Le texte procède en deux moments : une opposition, puis la conclusion, qui fait office
de thèse.
1.
Il oppose d'abord le registre de la vérité théorique à celui de la vérité artistique.
Même si l'on trouve de nombreuses
opinions différentes sur un sujet et qu'on a du mal à déterminer laquelle est la bonne, il demeure qu'il n'y en a qu'une.
Car la vérité désigne une adéquation entre ce que l'on pense et la chose.
En revanche, le sentiment a en lui-même son
propre critère.
Il varie en fonction des personnes (l'âge, le sexe, le caractère, l'éducation...) et n'est pas spécifique à
l'objet.
Deux individus peuvent ressentir des sentiments différents et même opposés devant un même objet.
2.
Puisque le beau relève du sentiment, alors, il n'est pas universel.

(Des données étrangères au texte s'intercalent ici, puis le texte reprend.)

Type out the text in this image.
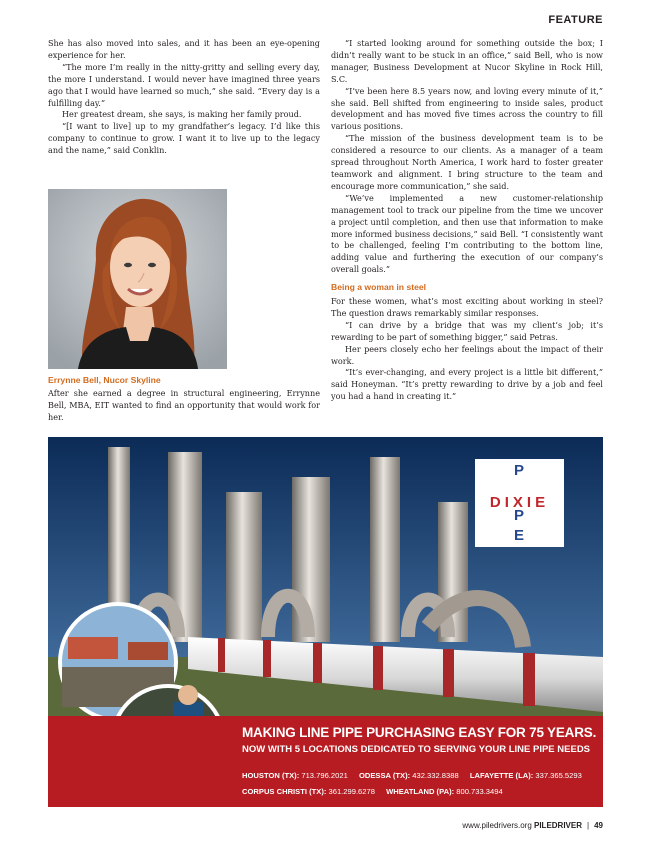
FEATURE

She has also moved into sales, and it has been an eye-opening experience for her.

“The more I’m really in the nitty-gritty and selling every day, the more I understand. I would never have imagined three years ago that I would have learned so much,” she said. “Every day is a fulfilling day.”

Her greatest dream, she says, is making her family proud.

“[I want to live] up to my grandfather’s legacy. I’d like this company to continue to grow. I want it to live up to the legacy and the name,” said Conklin.

Errynne Bell, Nucor Skyline

After she earned a degree in structural engineering, Errynne Bell, MBA, EIT wanted to find an opportunity that would work for her.

“I started looking around for something outside the box; I didn’t really want to be stuck in an office,” said Bell, who is now manager, Business Development at Nucor Skyline in Rock Hill, S.C.

“I’ve been here 8.5 years now, and loving every minute of it,” she said. Bell shifted from engineering to inside sales, product development and has moved five times across the country to fill various positions.

“The mission of the business development team is to be considered a resource to our clients. As a manager of a team spread throughout North America, I work hard to foster greater teamwork and alignment. I bring structure to the team and encourage more communication,” she said.

“We’ve implemented a new customer-relationship management tool to track our pipeline from the time we uncover a project until completion, and then use that information to make more informed business decisions,” said Bell. “I consistently want to be challenged, feeling I’m contributing to the bottom line, adding value and furthering the execution of our company’s overall goals.”

Being a woman in steel

For these women, what’s most exciting about working in steel? The question draws remarkably similar responses.

“I can drive by a bridge that was my client’s job; it’s rewarding to be part of something bigger,” said Petras.

Her peers closely echo her feelings about the impact of their work.

“It’s ever-changing, and every project is a little bit different,” said Honeyman. “It’s pretty rewarding to drive by a job and feel you had a hand in creating it.”

P
DIXIE
P
E
MAKING LINE PIPE PURCHASING EASY FOR 75 YEARS.
NOW WITH 5 LOCATIONS DEDICATED TO SERVING YOUR LINE PIPE NEEDS
HOUSTON (TX): 713.796.2021 ODESSA (TX): 432.332.8388 LAFAYETTE (LA): 337.365.5293
CORPUS CHRISTI (TX): 361.299.6278 WHEATLAND (PA): 800.733.3494
www.piledrivers.org PILEDRIVER | 49
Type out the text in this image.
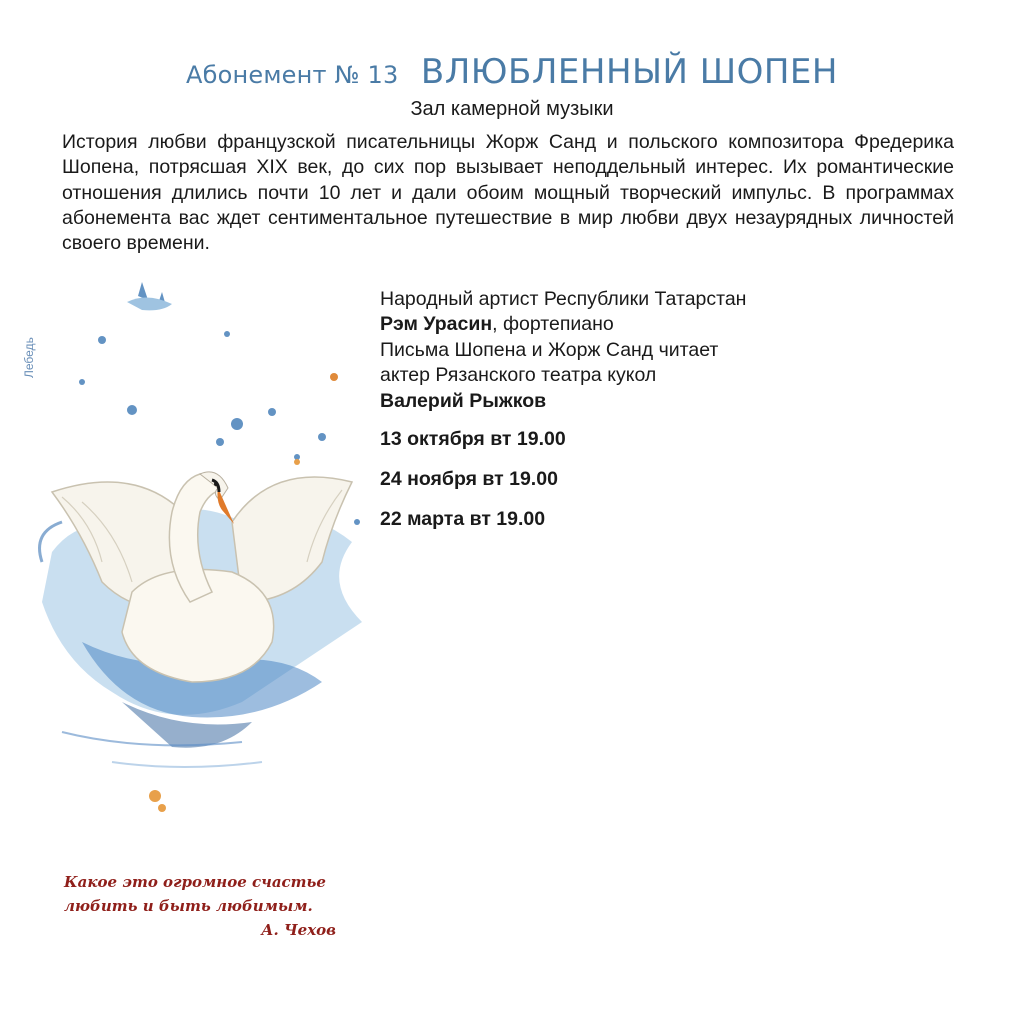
Абонемент № 13 ВЛЮБЛЕННЫЙ ШОПЕН
Зал камерной музыки
История любви французской писательницы Жорж Санд и польского композитора Фредерика Шопена, потрясшая XIX век, до сих пор вызывает неподдельный интерес. Их романтические отношения длились почти 10 лет и дали обоим мощный творческий импульс. В программах абонемента вас ждет сентиментальное путешествие в мир любви двух незаурядных личностей своего времени.
Лебедь
Народный артист Республики Татарстан
Рэм Урасин, фортепиано
Письма Шопена и Жорж Санд читает
актер Рязанского театра кукол
Валерий Рыжков
13 октября вт 19.00
24 ноября вт 19.00
22 марта вт 19.00
Какое это огромное счастье
любить и быть любимым.
А. Чехов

C'est le ressenti particulier de chaque individu qui
le détermine, pour cet individu et non pour un autre.
QUESTION 2
a.
« aucun sentiment ne représente ce qui est réellement dans l'objet »
Cela signifie que le sentiment est un état de l'âme et non une propriété des choses.
La nostalgie n'est pas dans la
musique que l'on écoute, mais dans notre esprit, qui brasse ses souvenirs.
La preuve : la même musique peut susciter
un sentiment très différent chez quelqu'un d'autre et même chez nous, à d'autres moments de notre existence.
b.
« la beauté n'est pas une qualité inhérente aux choses »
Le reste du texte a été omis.